If the police are calling you or knocking on your door at your home, you are never obligated to speak with them. And it would be a mistake for you to do so, in almost ever case.
You are better off not answering the phone or returning the call, or not answering the door. If you are trapped and a police officer sees you, and you feel you have to say something, you should just say “I need to speak with my lawyer” and leave.
What happens when the police are investigating a hit and run?
It is usually not that hard for them to identify the vehicle involved. They very often get a plate or partial plate from witnesses, and the make, model, and color of the car. Sometimes there are surveillance videos nearby, or red light cameras, or toll cameras and license plate scanning readers.
Once they find the car, maybe in your driveway, they can identify if there is any damage to your vehicle that is consistent with might have happened in the accident. That’s the easy part.
Proving who was driving the car at the time is always the challenge. Just because you own the car, and it’s parked outside your house, doesn’t mean you were the person behind the wheel at the time of the incident.
That’s what they are looking to establish. And the easiest way for them to prove that is to get you to admit it.
But if you admit, it, you will usually be arrested. You will possibly just receive a criminal citation (which you will get if they still can’t prove that you were driving and left the scene of the accident).
But admitting to a crime and being arrested limits your legal defense options substantially, and will make it go worse for you.
“Yeah, but I actually did it.” It doesn’t matter. You are still not under any obligation to implicate yourself.
As a decent person who made a mistake, you are not obligated to punish yourself with the worst possible criminal penalties, which is what you are risking if you confess to the police.

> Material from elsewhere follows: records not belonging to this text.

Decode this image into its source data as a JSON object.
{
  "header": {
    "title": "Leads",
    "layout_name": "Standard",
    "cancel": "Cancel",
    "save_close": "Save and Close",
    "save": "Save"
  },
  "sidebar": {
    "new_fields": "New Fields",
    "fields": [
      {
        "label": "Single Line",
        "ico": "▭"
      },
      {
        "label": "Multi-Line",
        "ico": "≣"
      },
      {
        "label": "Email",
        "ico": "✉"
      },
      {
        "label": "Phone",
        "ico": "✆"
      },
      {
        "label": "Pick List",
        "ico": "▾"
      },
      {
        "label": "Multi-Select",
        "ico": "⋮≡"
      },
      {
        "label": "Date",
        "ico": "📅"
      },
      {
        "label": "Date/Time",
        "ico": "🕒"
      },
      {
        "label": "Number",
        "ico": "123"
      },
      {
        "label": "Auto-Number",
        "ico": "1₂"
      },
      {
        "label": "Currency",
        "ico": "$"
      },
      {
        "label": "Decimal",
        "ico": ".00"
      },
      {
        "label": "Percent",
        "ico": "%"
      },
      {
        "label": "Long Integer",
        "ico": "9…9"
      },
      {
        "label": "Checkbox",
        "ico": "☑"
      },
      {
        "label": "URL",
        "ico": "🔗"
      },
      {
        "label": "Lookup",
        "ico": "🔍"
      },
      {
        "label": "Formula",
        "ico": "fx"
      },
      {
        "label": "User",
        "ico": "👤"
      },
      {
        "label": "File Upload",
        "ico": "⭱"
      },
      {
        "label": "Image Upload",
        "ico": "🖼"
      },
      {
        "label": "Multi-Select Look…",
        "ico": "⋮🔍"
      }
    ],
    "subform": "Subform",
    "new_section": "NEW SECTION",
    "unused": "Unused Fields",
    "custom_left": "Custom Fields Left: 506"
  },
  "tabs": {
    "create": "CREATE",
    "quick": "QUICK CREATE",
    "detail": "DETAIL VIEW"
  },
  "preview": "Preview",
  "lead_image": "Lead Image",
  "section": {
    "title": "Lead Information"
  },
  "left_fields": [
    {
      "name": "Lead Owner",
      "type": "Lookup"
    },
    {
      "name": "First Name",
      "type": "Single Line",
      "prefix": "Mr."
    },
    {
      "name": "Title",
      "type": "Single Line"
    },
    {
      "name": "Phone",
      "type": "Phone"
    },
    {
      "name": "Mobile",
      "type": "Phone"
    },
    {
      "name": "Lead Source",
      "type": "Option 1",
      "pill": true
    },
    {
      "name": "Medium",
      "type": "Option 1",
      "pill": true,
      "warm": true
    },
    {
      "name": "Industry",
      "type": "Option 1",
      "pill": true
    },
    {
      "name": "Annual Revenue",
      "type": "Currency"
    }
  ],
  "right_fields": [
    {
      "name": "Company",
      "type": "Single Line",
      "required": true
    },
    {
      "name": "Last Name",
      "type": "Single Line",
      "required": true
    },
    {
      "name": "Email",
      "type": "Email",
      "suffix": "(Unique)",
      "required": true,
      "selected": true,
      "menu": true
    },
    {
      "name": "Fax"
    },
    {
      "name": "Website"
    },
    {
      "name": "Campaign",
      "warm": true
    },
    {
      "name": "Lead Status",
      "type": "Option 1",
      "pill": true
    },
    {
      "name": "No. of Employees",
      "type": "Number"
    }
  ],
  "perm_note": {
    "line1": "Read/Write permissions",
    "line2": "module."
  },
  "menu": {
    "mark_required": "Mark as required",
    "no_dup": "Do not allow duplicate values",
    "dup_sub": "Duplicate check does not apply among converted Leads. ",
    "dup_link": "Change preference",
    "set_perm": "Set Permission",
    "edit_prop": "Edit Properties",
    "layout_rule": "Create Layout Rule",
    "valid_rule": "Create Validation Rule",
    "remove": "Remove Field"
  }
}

I understand you want to make it right, and that’s what we can do. We want the victim to be compensated, and have his or her car fixed, or whatever is necessary.
We can do that with your attorney dealing with the insurance company, and not accepting unnecessary and possible extreme and life changing criminal penalties for you.
The police are knocking on my door. What should I do?
Do not answer the door or speak to them. If they see you or you are forced to say something, just tell them you won’t speak to them without a lawyer and say nothing else.
The Police are calling me on the phone and left me a voice mail.
Do not call them back. Speak to an attorney about how to proceed.
The police sent me a letter asking me to come in for questioning.
You should not go to this meeting without legal representation and a plan. You are not obligated to meet them or speak with them.
Won’t it look suspicious if I don’t respond to a police request to talk to them?
Maybe. But there is nothing they can do about it. If their suspicion means they issue a criminal citation for leaving the scene of an accident, then that was going to happen anyway, no matter what. There is nothing you could have said to prevent it.
What can an attorney do when speaking to the police?
A lawyer can admit to “hypothetical” situations without implicating you, and nothing can be used against you in court. Basically, we can figure out what the police want to happen.
What about the insurance company? Shouldn’t I report the accident so they can pay for repairs?
No, not yourself. You can’t report the accident without implicating yourself. And anything you say to your insurance company is accessible by the police. Many insurance companies will record all claims call submissions, and may even immediately report it to the police.
But your attorney can talk to the insurance company, get them to pay the claim to get your car fixed, and get the victim’s car fixed.
In fact, in dealing with the insurance company, and making sure the victim is compensated, your attorney can help your criminal case. We can speak to the officer or detective investigating the case, and inform him that the victim is going to be totally covered by the insurance. Then the victim is happy, and the police may not be overly concerned about the charges, as long as the victim is made whole.
What if there was an injury in the hit and run?
The stakes and possible criminal charges are more serious. If someone in another car was hurt and you left the scene of an accident involving injury, you are facing a felony charge, even for a minor injury.
For a minor injury, you are facing a state jail felony, punishable by up to 2 years in jail, and fines up to $10,000 if you are found guilty.
For a case involving serious injury or death, it is a 3rd degree felony, which is punishable by 2-10 years in prison if you are found guilty.
Please call us for help on any leaving the scene of an accident case in Texas.
In most cases, the situation is fixable, especially if you don’t admit to anything. Most of our clients in the Dallas area in particular end up with a deferred adjunction Class C misdemeanor reduction. This is also an outcome that can be expunged, so it doesn’t have to hurt your future and your criminal record. Options may be different in other court jurisdictions around the state, but the laws are the same, and the advice is the same.
If you’ve read this far, great. I hope this was helpful.